I would say the energy is cleaner in comparison to the other available sources. If you were able to burn the combined amount of extra gasoline it took to make say 30kWh of electricity via the kinetic pads, I guarantee the emissions from that gasoline would pale in comparison to the cola-fired plant's emissions. I would even venture to say that I doubt even 1 cumulative gallon of gasoline would be burned, in excess of what already would be consumed, by the vehicles rolling over the plates. It's such a small amount of gas needed that it almost can't be quantified.

You're right about the shifting of emissions in regards to electric cars 'power source'. People also forget the enormous amount of embodied energy in an electric car as well. It's definitely an issue, but to draw a 1-to-1 comparison is difficult if not inaccurate.

Jonathon

Draw a box around the system (the pad, and the car) and ask how the energy gets into the system. Is the car the energy? No, the car has energy that the pad is 'harvesting'. How did the car get the energy? It was poured into a tank in chemical form and converted to kinetic movement form by the engine, so oil is the original source. Would the pad produce energy without the car. No. What does the energy come from. Oil.
If the pad is not effectively adding to the braking effort of the car, ie the driver is not slowing down anyway, then Sainsbury's is getting 'free' energy by drivers having to renew the fuel in their vehicles at the nearest pump.

theauthor

Correct, but that energy is now serving two ends rather than one.

Jonathon

OK, it's going to two users now. So? You agree the energy is from oil, right? When was oil renewable, except over fantastically long time frames? There seems to be confusion in the media that if the user is not paying for it then it is somehow renewable. In this case, the motorist is paying for the energy and Sainsburys is using it. Each driver won't notice it in their fuel bill as it's a small amount per car but fundementally that is what is happening.
Renewable means that the energy comes from the Sun, as that's the only net energy input to our planet. To harvest Renewable energy you need solar, wind, wave or tidal.

theauthor

Yes, it's from oil and I don't think oil is renewable nor did I infer that it is. I'm simply pointing out that the oil is providing for two ends users now instead of one which makes it marginally more efficient as an energy source, but certainly not renewable or clean.
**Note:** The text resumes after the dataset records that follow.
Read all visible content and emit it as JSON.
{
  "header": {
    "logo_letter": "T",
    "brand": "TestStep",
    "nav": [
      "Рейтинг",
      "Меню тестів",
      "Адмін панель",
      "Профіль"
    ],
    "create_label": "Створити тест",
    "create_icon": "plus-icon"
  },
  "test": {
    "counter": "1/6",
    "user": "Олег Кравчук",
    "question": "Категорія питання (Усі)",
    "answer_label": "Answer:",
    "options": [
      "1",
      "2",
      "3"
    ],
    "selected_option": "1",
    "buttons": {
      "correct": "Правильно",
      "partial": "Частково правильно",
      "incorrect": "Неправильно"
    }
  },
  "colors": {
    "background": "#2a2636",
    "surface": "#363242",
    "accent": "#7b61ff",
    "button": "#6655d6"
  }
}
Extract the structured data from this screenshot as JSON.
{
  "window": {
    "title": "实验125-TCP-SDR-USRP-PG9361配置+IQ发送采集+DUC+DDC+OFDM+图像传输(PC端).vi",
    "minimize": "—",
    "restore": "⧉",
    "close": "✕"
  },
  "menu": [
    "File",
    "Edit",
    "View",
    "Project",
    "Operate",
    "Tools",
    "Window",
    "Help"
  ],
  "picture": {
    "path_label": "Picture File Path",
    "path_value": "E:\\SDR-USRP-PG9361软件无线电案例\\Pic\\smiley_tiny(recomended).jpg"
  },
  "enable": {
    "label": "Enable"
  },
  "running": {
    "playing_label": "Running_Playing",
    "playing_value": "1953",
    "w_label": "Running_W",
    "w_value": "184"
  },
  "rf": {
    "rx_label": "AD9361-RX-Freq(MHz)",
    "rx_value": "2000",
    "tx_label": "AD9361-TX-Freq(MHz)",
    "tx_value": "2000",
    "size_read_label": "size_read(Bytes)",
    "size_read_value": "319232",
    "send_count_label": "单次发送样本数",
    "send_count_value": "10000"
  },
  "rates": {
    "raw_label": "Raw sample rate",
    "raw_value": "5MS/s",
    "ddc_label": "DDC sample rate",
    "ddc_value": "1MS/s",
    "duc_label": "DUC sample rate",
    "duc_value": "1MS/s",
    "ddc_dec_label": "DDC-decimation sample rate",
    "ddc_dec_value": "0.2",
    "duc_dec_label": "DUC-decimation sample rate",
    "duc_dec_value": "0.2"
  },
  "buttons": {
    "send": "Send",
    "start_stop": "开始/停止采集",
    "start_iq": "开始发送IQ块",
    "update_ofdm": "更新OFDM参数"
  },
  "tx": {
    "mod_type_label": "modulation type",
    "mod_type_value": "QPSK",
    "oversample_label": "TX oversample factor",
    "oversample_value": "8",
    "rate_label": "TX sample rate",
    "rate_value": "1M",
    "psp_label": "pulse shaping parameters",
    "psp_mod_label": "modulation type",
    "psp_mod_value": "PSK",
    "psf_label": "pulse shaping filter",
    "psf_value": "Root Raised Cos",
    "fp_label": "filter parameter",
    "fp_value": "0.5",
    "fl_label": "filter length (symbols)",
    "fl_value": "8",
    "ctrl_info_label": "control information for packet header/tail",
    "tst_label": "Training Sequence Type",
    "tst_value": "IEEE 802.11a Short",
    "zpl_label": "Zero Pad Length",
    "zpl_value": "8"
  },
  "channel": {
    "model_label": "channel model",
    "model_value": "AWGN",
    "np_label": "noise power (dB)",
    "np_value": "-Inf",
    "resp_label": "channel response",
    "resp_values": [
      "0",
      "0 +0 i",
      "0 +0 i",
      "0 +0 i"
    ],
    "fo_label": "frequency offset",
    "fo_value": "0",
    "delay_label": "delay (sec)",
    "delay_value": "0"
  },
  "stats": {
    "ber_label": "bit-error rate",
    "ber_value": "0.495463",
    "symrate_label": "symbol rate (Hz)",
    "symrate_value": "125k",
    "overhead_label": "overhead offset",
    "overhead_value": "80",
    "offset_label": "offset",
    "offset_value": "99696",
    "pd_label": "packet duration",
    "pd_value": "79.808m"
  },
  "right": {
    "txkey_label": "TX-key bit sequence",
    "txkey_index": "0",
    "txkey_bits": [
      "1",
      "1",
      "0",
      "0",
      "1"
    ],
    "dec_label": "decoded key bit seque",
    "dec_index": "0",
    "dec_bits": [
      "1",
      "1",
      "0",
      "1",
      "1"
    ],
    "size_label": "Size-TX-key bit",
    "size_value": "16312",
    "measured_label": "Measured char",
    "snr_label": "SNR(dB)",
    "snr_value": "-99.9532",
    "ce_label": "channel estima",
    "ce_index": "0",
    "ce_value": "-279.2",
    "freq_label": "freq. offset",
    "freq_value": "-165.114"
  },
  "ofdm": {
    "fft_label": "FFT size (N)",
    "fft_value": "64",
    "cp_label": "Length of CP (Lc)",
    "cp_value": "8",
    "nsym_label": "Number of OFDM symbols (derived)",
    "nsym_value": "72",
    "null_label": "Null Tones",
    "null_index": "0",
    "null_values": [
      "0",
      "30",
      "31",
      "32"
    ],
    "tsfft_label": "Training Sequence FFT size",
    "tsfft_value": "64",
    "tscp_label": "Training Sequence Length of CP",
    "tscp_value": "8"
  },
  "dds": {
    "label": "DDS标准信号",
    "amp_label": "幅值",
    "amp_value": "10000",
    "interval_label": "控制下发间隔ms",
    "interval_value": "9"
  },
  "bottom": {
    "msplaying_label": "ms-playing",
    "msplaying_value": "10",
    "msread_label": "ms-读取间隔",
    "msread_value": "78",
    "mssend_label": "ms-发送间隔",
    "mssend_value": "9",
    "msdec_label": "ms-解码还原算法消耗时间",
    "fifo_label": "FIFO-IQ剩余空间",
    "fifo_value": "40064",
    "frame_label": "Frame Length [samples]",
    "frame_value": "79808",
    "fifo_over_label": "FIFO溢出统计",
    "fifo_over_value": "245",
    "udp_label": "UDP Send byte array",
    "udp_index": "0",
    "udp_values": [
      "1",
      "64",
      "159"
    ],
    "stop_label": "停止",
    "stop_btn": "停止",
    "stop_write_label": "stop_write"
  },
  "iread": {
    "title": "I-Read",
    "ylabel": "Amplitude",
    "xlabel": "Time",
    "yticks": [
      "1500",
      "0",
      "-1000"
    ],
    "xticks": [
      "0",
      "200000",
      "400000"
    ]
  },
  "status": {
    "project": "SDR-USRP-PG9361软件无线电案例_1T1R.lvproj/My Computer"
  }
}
It seems a lot of the debate over this system revolves around the semantics being used instead of the purpose and function of the system itself. I don't think it's a solution to any type of climate change/energy problem, but I think it's better than nothing, though the money spent on the system would be better suited for investment in something truly clean and renewable such as solar if the upfront costs were comparable.